Più che i regimi dietetici continuativi funzionano quelli intermittenti, dove per un periodo di tempo si interrompe la rigidità della cura dimagrante. Queste sarebbero le considerazioni emerse da una ricerca guidata dall’Università della Tasmania, in Australia, pubblicata sulla rivista International Journal for Obesity.
Nell’ambito di una ricerca, che mirava a confrontare gli effetti di una dieta continuativa rispetto ad una intermittente denominata Matador (Minimising Adaptive Thermogenesis And Deactivating Obesity Rebound), studiosi hanno preso in esame i dati di alcuni volontari ed hanno fatto considerazioni molto interessanti sull’efficacia delle diete.
In particolare sono stati oggetto dello studio ben 51 uomini obesi sottoposti ad un regime dietetico per 16 settimane ad alcuni dei quali sono state assegnate in maniera casuale cure dimagranti da seguire senza interruzioni e ad altri invece sono state assegnate cure della durata di due settimane con uno stop di altre due, per poi riprendere il ciclo nel complesso per 30 settimane.

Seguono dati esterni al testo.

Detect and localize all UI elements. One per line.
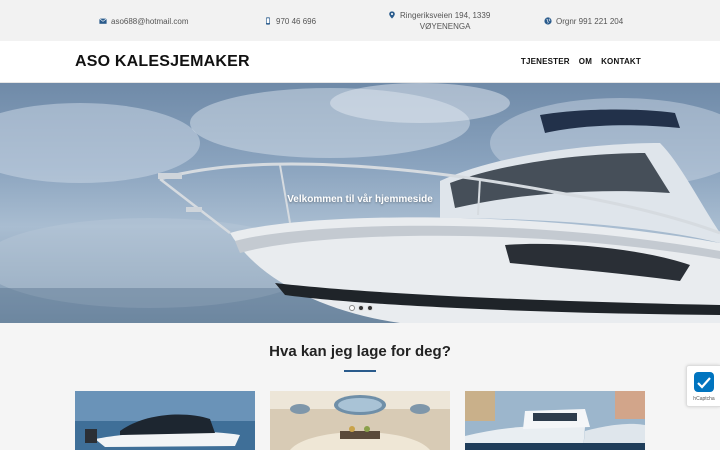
marina-boats-image — [465, 391, 645, 450]
slider-dot-3[interactable] — [367, 305, 373, 311]
envelope-icon — [99, 18, 107, 24]
email-info[interactable]: aso688@hotmail.com — [99, 16, 189, 27]
slider-dot-1[interactable] — [349, 305, 355, 311]
email-text: aso688@hotmail.com — [111, 17, 189, 26]
orgnr-info: Orgnr 991 221 204 — [544, 16, 623, 27]
address-line1: Ringeriksveien 194, 1339 — [400, 11, 491, 20]
boat-cover-image — [75, 391, 255, 450]
hcaptcha-logo-icon — [694, 372, 714, 392]
phone-icon — [266, 17, 270, 25]
top-info-bar: aso688@hotmail.com 970 46 696 Ringeriksv… — [0, 0, 720, 41]
boat-interior-image — [270, 391, 450, 450]
globe-icon — [544, 17, 552, 25]
main-nav: TJENESTER OM KONTAKT — [521, 57, 641, 66]
address-info: Ringeriksveien 194, 1339 VØYENENGA — [388, 10, 490, 32]
hero-title: Velkommen til vår hjemmeside — [287, 194, 433, 205]
hero-slider[interactable]: Velkommen til vår hjemmeside — [0, 83, 720, 323]
phone-info[interactable]: 970 46 696 — [264, 16, 316, 27]
nav-link-tjenester[interactable]: TJENESTER — [521, 57, 570, 66]
site-header: ASO KALESJEMAKER TJENESTER OM KONTAKT — [0, 41, 720, 83]
nav-link-om[interactable]: OM — [579, 57, 592, 66]
service-card-1[interactable] — [75, 391, 255, 450]
service-card-2[interactable] — [270, 391, 450, 450]
orgnr-text: Orgnr 991 221 204 — [556, 17, 624, 26]
service-card-3[interactable] — [465, 391, 645, 450]
hcaptcha-label: hCaptcha — [693, 396, 715, 402]
address-line2: VØYENENGA — [419, 22, 471, 31]
services-heading: Hva kan jeg lage for deg? — [269, 343, 451, 360]
slider-dot-2[interactable] — [358, 305, 364, 311]
heading-underline — [344, 370, 376, 372]
slider-dots — [349, 305, 373, 311]
site-logo[interactable]: ASO KALESJEMAKER — [75, 53, 250, 71]
nav-link-kontakt[interactable]: KONTAKT — [601, 57, 641, 66]
phone-text: 970 46 696 — [276, 17, 317, 26]
map-marker-icon — [389, 11, 395, 19]
hcaptcha-badge[interactable]: hCaptcha — [686, 365, 720, 407]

Quelli del gruppo della dieta intermittente non solo hanno perso più peso, ma hanno anche recuperato meno chili dopo la conclusione dell’esperimento. Sono riusciti infatti a mantenere una perdita media di peso di 8 kg in più rispetto a coloro avevano seguito un rigido regime alimentare in maniera continuativa fino alla fine.
Secondo gli esperti, dunque, la spiegazione potrebbe nascondersi in una sorta di in un ‘riavvio’ del metabolismo che svela come reagisce l’organismo quando si dimagrisce: il corpo infatti attiverebbe una sorta di ‘battaglia’ contro la perdita costante di una quantità notevole di peso, quindi, una volta che si ricomincia a mangiare normalmente brucerà meno grassi per incamerare delle scorte, cosa che rende poi anche più difficile il mantenimento degli obiettivi raggiunti con la dieta.